Friday, April 8, 2016

Around the bird's head on a motorbike

I decide to hire a motorbike for a day from the Homestay owner in Alor. It's a semi automatic, ie it has 3 gears and a foot brake, but no clutch, and comes without a helmet. I throw all caution to the wind and go on an adventure.

It takes me a little while to get used to the gear changes, but I've ridden a bike like this before so it's not completely new. Soon I'm feeling more confident and managing to get a bit more speed up on the nice roads. I head towards the airport and the beach at Mali, but stop along the way to admire the turquoise waters and deep blue sky.

After Mali the road heads up hill and becomes narrow and dodgy, and doesn't improve one bit for a very long time. I'm feeling a lot more confident on two wheels now, but still play very safe indeed. I find myself at a lovely bay called Batu Putih, named after the white stone cliffs at one end of the golden sand beach. It's hot, but very picturesque. The locals say it is safe to swim (the waters around Alor have wicked currents so it's important to ask before venturing in to the water) but I decline. I don't know what it is, but I'm just not that into going swimming, even though I've brought the snorkelling gear with me.

The road then heads up into the mountains, gets very steep, very narrow, and even more dodgy. It then begins to rain, so I quickly stop to put my camera and all electronics safely away inside my lightweight drybag. By then it's pouring down and I find it impossible to ride with the rain pelting in to my eyes. My sunglasses provide no protection, and since I have no helmet, there's nothing to stop it. A young farmer offers to drive me up to his house and let me shelter on his verandah until the rain abates. He happily walks back down to his farm.

Once the rain stops I continue further into the interior. The rain has caused the branches on each side of the road to droop over, making for an interesting and rather wet ride, and the road itself is a little slippery now its wet. I drive oh so carefully and have absolutely no dramas at all, no slipping wheels, certainly no falling over. I'm really proud of myself.

I get to a small village, and ask the way. I later discover there is a nearby waterfall, but I missed it through ignorance and a complete lack of any maps or signage aimed at tourism. Though admittedly, there are many more road signs on Alor than I'd seen on Lembata, which had, well, none!!

I find myself at Kokar Beach, on the northern side of the birds head peninsular.
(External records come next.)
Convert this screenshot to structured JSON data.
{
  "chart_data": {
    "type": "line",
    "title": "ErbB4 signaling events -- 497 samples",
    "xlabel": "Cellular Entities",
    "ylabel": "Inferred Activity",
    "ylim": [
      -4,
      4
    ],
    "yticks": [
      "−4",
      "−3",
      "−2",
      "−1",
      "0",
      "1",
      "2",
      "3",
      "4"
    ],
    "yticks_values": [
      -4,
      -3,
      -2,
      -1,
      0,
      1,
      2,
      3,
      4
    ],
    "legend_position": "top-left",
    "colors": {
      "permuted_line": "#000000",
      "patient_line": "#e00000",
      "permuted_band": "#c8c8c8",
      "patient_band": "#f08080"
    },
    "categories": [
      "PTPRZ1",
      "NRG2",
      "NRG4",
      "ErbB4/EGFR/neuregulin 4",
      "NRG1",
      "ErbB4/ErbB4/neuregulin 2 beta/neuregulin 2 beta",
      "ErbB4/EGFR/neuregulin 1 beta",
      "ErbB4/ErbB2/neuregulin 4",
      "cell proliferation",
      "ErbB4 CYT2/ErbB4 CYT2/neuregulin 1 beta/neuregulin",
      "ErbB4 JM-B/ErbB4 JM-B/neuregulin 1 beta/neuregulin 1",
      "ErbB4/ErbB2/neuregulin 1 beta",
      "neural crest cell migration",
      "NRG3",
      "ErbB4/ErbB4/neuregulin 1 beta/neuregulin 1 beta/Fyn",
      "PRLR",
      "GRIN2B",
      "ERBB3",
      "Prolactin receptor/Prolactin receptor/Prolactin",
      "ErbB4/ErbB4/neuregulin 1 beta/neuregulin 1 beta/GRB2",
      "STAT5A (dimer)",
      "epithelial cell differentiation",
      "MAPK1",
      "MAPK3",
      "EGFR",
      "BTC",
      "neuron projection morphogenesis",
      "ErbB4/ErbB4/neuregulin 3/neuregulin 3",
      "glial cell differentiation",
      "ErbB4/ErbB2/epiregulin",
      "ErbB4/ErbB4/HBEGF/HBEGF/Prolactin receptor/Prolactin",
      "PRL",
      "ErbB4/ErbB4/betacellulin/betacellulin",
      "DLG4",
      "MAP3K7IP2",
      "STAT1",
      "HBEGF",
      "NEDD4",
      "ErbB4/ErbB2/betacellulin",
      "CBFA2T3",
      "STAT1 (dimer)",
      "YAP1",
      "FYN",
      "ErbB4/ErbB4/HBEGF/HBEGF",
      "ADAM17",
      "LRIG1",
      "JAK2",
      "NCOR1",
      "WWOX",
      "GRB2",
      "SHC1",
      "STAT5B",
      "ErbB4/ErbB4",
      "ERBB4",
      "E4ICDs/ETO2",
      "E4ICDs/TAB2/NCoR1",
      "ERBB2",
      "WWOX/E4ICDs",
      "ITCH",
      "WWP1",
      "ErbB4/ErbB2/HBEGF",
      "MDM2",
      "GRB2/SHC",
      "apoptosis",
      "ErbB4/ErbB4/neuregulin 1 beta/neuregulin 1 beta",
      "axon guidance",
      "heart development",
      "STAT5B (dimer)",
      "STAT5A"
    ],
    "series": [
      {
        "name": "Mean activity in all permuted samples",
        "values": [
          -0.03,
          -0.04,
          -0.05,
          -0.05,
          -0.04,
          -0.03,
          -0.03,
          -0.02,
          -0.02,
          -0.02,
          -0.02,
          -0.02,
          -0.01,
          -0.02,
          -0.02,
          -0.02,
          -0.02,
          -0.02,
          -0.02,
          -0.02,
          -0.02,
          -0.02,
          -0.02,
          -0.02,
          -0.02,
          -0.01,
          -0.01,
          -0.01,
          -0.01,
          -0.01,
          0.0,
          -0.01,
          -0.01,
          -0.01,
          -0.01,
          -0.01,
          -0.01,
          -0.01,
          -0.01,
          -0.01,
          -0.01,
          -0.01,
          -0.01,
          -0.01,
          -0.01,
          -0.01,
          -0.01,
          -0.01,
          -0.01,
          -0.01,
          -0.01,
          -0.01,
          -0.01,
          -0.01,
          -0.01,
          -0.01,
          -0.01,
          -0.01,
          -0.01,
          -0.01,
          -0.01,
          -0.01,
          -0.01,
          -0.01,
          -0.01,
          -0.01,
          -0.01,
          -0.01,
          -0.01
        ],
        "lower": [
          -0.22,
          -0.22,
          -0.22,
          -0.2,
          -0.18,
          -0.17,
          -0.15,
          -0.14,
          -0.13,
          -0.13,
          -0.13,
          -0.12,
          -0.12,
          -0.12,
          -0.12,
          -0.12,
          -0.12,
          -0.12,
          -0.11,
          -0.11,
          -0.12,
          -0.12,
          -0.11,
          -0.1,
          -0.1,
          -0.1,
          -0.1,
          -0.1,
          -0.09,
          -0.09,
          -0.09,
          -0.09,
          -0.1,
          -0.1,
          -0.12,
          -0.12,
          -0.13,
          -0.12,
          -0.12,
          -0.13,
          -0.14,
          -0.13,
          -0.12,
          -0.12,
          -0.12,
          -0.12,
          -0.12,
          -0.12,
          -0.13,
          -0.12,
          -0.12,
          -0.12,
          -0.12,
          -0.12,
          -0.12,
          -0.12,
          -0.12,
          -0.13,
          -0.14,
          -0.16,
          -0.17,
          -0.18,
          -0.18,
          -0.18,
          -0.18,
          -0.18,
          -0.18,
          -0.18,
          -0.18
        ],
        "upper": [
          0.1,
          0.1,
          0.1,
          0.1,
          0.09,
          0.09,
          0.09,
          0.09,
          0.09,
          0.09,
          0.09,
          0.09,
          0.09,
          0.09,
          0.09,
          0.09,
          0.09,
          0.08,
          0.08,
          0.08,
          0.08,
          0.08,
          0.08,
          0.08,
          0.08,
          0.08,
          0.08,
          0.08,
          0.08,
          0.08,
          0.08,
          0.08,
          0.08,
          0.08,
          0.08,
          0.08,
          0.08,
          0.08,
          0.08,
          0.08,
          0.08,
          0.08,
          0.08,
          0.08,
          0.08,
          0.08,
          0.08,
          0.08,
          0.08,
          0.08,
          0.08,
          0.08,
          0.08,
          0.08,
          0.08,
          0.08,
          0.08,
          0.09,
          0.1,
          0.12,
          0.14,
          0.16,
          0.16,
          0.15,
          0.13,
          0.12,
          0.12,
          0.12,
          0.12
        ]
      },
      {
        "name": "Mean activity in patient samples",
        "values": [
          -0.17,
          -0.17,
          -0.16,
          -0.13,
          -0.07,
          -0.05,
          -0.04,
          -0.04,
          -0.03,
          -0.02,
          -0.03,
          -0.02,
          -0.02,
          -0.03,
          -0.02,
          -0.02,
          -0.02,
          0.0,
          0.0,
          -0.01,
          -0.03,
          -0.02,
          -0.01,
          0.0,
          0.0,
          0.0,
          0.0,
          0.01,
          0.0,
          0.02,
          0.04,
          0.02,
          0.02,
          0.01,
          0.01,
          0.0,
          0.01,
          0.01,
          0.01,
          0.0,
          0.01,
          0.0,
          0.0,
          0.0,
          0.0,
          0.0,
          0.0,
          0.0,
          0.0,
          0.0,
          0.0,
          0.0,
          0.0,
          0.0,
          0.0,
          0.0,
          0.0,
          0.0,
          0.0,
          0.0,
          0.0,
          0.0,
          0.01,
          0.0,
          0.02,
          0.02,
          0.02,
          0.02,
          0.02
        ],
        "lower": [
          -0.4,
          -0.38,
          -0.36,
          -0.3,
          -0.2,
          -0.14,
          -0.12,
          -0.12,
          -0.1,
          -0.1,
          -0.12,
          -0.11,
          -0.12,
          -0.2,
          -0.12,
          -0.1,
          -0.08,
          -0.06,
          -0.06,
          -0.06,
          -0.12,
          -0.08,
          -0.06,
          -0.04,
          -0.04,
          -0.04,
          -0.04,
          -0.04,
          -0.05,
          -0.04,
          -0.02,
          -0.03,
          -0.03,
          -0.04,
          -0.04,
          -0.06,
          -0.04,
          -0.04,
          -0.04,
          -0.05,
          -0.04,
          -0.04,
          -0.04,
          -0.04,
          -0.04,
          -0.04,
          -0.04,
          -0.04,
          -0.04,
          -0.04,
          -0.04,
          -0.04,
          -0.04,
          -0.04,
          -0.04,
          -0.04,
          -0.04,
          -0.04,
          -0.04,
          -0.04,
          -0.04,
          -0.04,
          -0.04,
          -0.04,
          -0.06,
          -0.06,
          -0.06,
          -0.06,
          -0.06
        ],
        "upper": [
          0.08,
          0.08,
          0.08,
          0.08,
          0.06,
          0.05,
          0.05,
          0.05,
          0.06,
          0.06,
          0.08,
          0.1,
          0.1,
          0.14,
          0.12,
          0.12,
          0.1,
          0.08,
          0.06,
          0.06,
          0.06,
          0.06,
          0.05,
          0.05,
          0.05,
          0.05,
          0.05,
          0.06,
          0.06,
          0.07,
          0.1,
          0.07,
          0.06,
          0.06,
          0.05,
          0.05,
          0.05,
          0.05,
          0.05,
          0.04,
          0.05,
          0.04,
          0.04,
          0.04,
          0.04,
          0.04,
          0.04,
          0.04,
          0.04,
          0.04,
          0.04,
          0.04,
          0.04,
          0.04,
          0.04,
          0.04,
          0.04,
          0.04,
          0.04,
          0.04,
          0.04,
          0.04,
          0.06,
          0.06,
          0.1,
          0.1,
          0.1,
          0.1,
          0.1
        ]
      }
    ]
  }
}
The road has now improved and I hope to get back to Kalabahi by dusk. I am stopped by a couple on a motorbike going in the opposite direction and invited to their house. It's only 2 o'clock so I happily agree. I turn around and head back maybe a kilometre, to their house, where I meet 3 generations of family. They are all incredibly welcoming, feeding me a local dish of papaya and banana blossom cooked with coconut, offer me betel nut to chew, a cup of tea, and even some Sopi. They totally understand when I just take one glass of the sopi, explaining I still have to drive back to town.

They are none of them camera shy, so we all take lots of photos on our phones and nice cameras. Then I get back on the bike and head home.
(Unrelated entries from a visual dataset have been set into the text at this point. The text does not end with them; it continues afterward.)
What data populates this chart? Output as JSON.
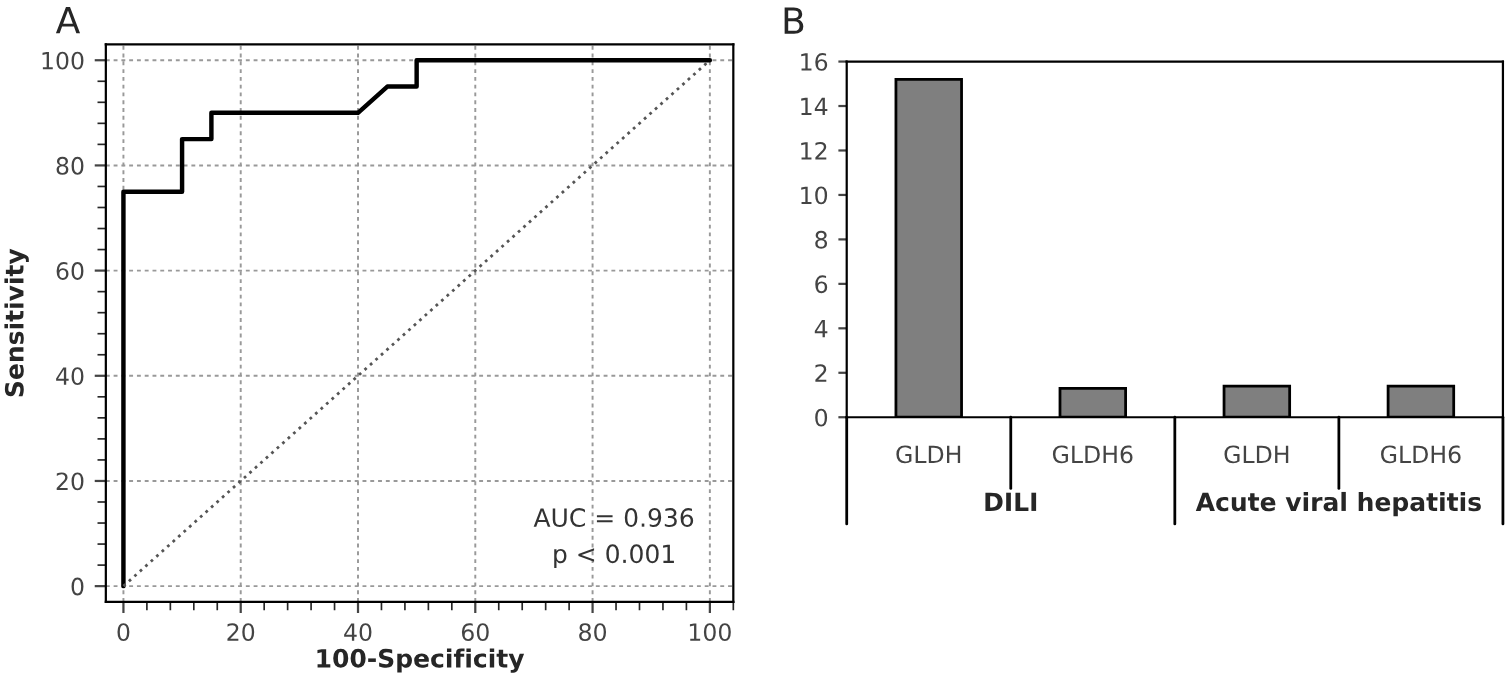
{
  "chart_data": [
    {
      "type": "line",
      "title": "A",
      "xlabel": "100-Specificity",
      "ylabel": "Sensitivity",
      "xlim": [
        -3,
        104
      ],
      "ylim": [
        -3,
        103
      ],
      "xticks": [
        0,
        20,
        40,
        60,
        80,
        100
      ],
      "yticks": [
        0,
        20,
        40,
        60,
        80,
        100
      ],
      "grid": true,
      "marker": "none",
      "series": [
        {
          "color": "#000000",
          "line_style": "solid",
          "x": [
            0,
            0,
            10,
            10,
            15,
            15,
            40,
            42,
            45,
            50,
            50,
            100
          ],
          "values": [
            0,
            75,
            75,
            85,
            85,
            90,
            90,
            92,
            95,
            95,
            100,
            100
          ]
        },
        {
          "color": "#555555",
          "line_style": "dotted",
          "x": [
            0,
            100
          ],
          "values": [
            0,
            100
          ]
        }
      ],
      "annotations": [
        "AUC = 0.936",
        "p < 0.001"
      ]
    },
    {
      "type": "bar",
      "title": "B",
      "categories": [
        "GLDH",
        "GLDH6",
        "GLDH",
        "GLDH6"
      ],
      "values": [
        15.2,
        1.3,
        1.4,
        1.4
      ],
      "color": "#7f7f7f",
      "ylim": [
        0,
        16
      ],
      "yticks": [
        0,
        2,
        4,
        6,
        8,
        10,
        12,
        14,
        16
      ],
      "grid": false,
      "annotations": [
        "DILI",
        "Acute viral hepatitis"
      ]
    }
  ]
}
The road skirts the coast the whole way back to Kalabahi. It passes Sebanjar beach, good for snorkelling, and Alor Kecil, where the boat to Pulau Kepa goes from, then turns south bordering the strait between Alor and Pantar. There are a bunch of other islands in the strait, including the Sopi producing island of Pura, all of which you can visit, with a boat of course.

I arrive back in Kalabahi just as it's starting to get dark. I made it!!